Above:  In the fog of war, UK’s Defense Intelligence offers one of many equally credible but somewhat varying assessments of the situation in Bakhmut.  

  • Russian forces continued ground attacks in and around Bakhmut on March 6 and secured gains but still have not succeeded in encircling the city. Geolocated footage posted on March 6 shows Wagner Group infantry hanging a Wagner flag and posing in front of the T-34 tank monument in eastern Bakhmut, confirming the Wagner has advanced westward along Maksyma Horkoho street towards Bakhmut’s city center.
  • Ukrainian troops repelled Russian attacks on Bakhmut itself; northwest of Bakhmut near Zalizianske (7km northwest), Dubovo-Vasylivka (6km northwest), and Orikhovo-Vasylivka (10km northwest); and west of Bakhmut near Ivanivske (5km west).
  • Russian forces continued ground attacks along the Avdiivka-Donetsk City frontline on March 5 and 6. Russian troops conducted unsuccessful offensive actions towards Avdiivka itself; around Avdiivka near Krasnohorivka (9km north of Avdiivka), Kamianka (5km northeast of Avdiivka), and Severne (5km west of Avdiivka); on the northwestern outskirts of Donetsk City near Vodyane, Pervomaiske, Nevelske, and Krasnohorivka (the Krasnohorivka just northwest of Donetsk City and not the Krasnohorivka north of Avdiivka); and on the southwestern outskirts of Donetsk City near Maryinka and Pobieda.
  • Russian forces concentrating near Krasnohorivka and Vodyane on the northwestern outskirts of Donetsk City are comprised of heavily degraded and poorly reconstituted elements of three separate military districts suggests that Russian forces will be unable to pursue successful offensive operations in Donetsk Oblast in the near future.
  • Russian forces did not conduct any confirmed ground attacks in western Donetsk Oblast on March 5 or 6. Russian forces conducted unsuccessful offensive operations in the western Donetsk direction on both March 5 and 6 but did not specify where these offensive actions occurred


Above:  View of the Zaporizhzhia Nuclear Power Plant in Enerhodar, Zaporizhzhya, from across the Kakhovka Reservoir.  “Nearly a year after Russia’s March 4, 2022 seizure of the Zaporizhzhia nuclear plant in Ukraine, the facility remains in a precarious state. The site has endured fire, structural damage, and five temporary losses of all offsite power as the result of shelling, and the grid connection remains fragile.” (Bulletin of the Atomic Scientists)

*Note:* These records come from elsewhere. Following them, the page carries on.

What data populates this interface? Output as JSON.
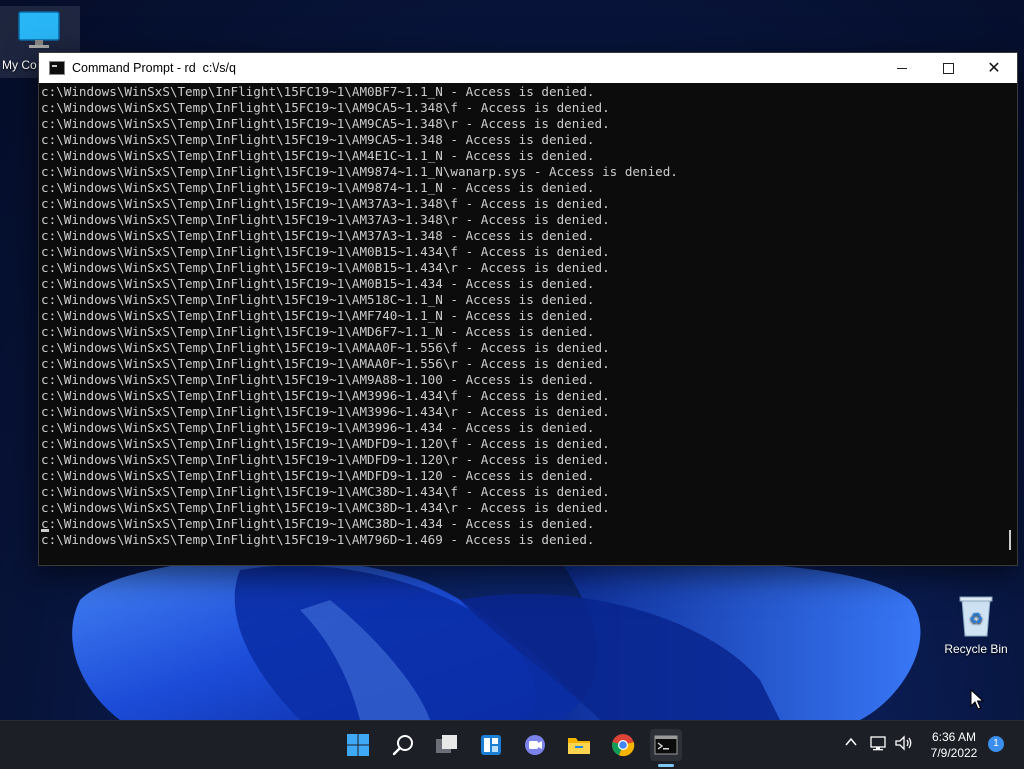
{
  "desktop": {
    "icons": [
      {
        "label": "My Co"
      },
      {
        "label": "Recycle Bin"
      }
    ]
  },
  "window": {
    "title": "Command Prompt - rd  c:\\/s/q",
    "controls": {
      "minimize": "minimize",
      "maximize": "maximize",
      "close": "close"
    }
  },
  "console": {
    "lines": [
      "c:\\Windows\\WinSxS\\Temp\\InFlight\\15FC19~1\\AM0BF7~1.1_N - Access is denied.",
      "c:\\Windows\\WinSxS\\Temp\\InFlight\\15FC19~1\\AM9CA5~1.348\\f - Access is denied.",
      "c:\\Windows\\WinSxS\\Temp\\InFlight\\15FC19~1\\AM9CA5~1.348\\r - Access is denied.",
      "c:\\Windows\\WinSxS\\Temp\\InFlight\\15FC19~1\\AM9CA5~1.348 - Access is denied.",
      "c:\\Windows\\WinSxS\\Temp\\InFlight\\15FC19~1\\AM4E1C~1.1_N - Access is denied.",
      "c:\\Windows\\WinSxS\\Temp\\InFlight\\15FC19~1\\AM9874~1.1_N\\wanarp.sys - Access is denied.",
      "c:\\Windows\\WinSxS\\Temp\\InFlight\\15FC19~1\\AM9874~1.1_N - Access is denied.",
      "c:\\Windows\\WinSxS\\Temp\\InFlight\\15FC19~1\\AM37A3~1.348\\f - Access is denied.",
      "c:\\Windows\\WinSxS\\Temp\\InFlight\\15FC19~1\\AM37A3~1.348\\r - Access is denied.",
      "c:\\Windows\\WinSxS\\Temp\\InFlight\\15FC19~1\\AM37A3~1.348 - Access is denied.",
      "c:\\Windows\\WinSxS\\Temp\\InFlight\\15FC19~1\\AM0B15~1.434\\f - Access is denied.",
      "c:\\Windows\\WinSxS\\Temp\\InFlight\\15FC19~1\\AM0B15~1.434\\r - Access is denied.",
      "c:\\Windows\\WinSxS\\Temp\\InFlight\\15FC19~1\\AM0B15~1.434 - Access is denied.",
      "c:\\Windows\\WinSxS\\Temp\\InFlight\\15FC19~1\\AM518C~1.1_N - Access is denied.",
      "c:\\Windows\\WinSxS\\Temp\\InFlight\\15FC19~1\\AMF740~1.1_N - Access is denied.",
      "c:\\Windows\\WinSxS\\Temp\\InFlight\\15FC19~1\\AMD6F7~1.1_N - Access is denied.",
      "c:\\Windows\\WinSxS\\Temp\\InFlight\\15FC19~1\\AMAA0F~1.556\\f - Access is denied.",
      "c:\\Windows\\WinSxS\\Temp\\InFlight\\15FC19~1\\AMAA0F~1.556\\r - Access is denied.",
      "c:\\Windows\\WinSxS\\Temp\\InFlight\\15FC19~1\\AM9A88~1.100 - Access is denied.",
      "c:\\Windows\\WinSxS\\Temp\\InFlight\\15FC19~1\\AM3996~1.434\\f - Access is denied.",
      "c:\\Windows\\WinSxS\\Temp\\InFlight\\15FC19~1\\AM3996~1.434\\r - Access is denied.",
      "c:\\Windows\\WinSxS\\Temp\\InFlight\\15FC19~1\\AM3996~1.434 - Access is denied.",
      "c:\\Windows\\WinSxS\\Temp\\InFlight\\15FC19~1\\AMDFD9~1.120\\f - Access is denied.",
      "c:\\Windows\\WinSxS\\Temp\\InFlight\\15FC19~1\\AMDFD9~1.120\\r - Access is denied.",
      "c:\\Windows\\WinSxS\\Temp\\InFlight\\15FC19~1\\AMDFD9~1.120 - Access is denied.",
      "c:\\Windows\\WinSxS\\Temp\\InFlight\\15FC19~1\\AMC38D~1.434\\f - Access is denied.",
      "c:\\Windows\\WinSxS\\Temp\\InFlight\\15FC19~1\\AMC38D~1.434\\r - Access is denied.",
      "c:\\Windows\\WinSxS\\Temp\\InFlight\\15FC19~1\\AMC38D~1.434 - Access is denied.",
      "c:\\Windows\\WinSxS\\Temp\\InFlight\\15FC19~1\\AM796D~1.469 - Access is denied."
    ]
  },
  "taskbar": {
    "apps": [
      {
        "name": "start-button",
        "icon": "windows-logo-icon"
      },
      {
        "name": "search-button",
        "icon": "search-icon"
      },
      {
        "name": "task-view-button",
        "icon": "task-view-icon"
      },
      {
        "name": "widgets-button",
        "icon": "widgets-icon"
      },
      {
        "name": "chat-button",
        "icon": "teams-chat-icon"
      },
      {
        "name": "file-explorer-button",
        "icon": "folder-icon"
      },
      {
        "name": "chrome-button",
        "icon": "chrome-icon"
      },
      {
        "name": "command-prompt-button",
        "icon": "terminal-icon"
      }
    ],
    "tray": {
      "time": "6:36 AM",
      "date": "7/9/2022",
      "notification_count": "1"
    }
  },
  "colors": {
    "console_bg": "#0c0c0c",
    "console_text": "#cccccc",
    "taskbar_bg": "#1c1f26",
    "accent": "#3b8eea"
  }
}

  • Ongoing efforts to stabilize the situation at the Zaporizhzhia Nuclear Power Plant have stalled amid deteriorating conditions at the plant. Russian authorities are operating the ZNPP in a way that damages the equipment and facilities. Russian authorities struggle with a “catastrophic” shortage of personnel to operate the ZNPP and employ personnel without proper training or credentials.
  • Energoatom reported on March 6 that Russian authorities made plans to loot the ZNPP of specialized equipment in case Russian forces withdraw from the plant. The International Atomic Energy Agency stated that unspecified “military action” near the ZNPP has increased in recent weeks and reiterated calls to establish a safety and security zone at the plant.
  • The occupiers continue to exert pressure on the residents of the Zaporizhzhia region to renounce Ukrainian citizenship for Russian. In some localities, people who do not have Russian citizenship cannot receive payments, in particular, salaries. Payment must be made exclusively through cards of Russian banks issued only to Russian passport holders.
  • Russian milbloggers are increasingly concerned that Ukrainian forces may conduct a counteroffensive in southern Ukraine. Zaporizhzhia Oblast occupation officials claimed on March 6 that Ukrainian forces have massed 12,000 troops for an offensive push towards the Sea of Azov coastline in late March or early April.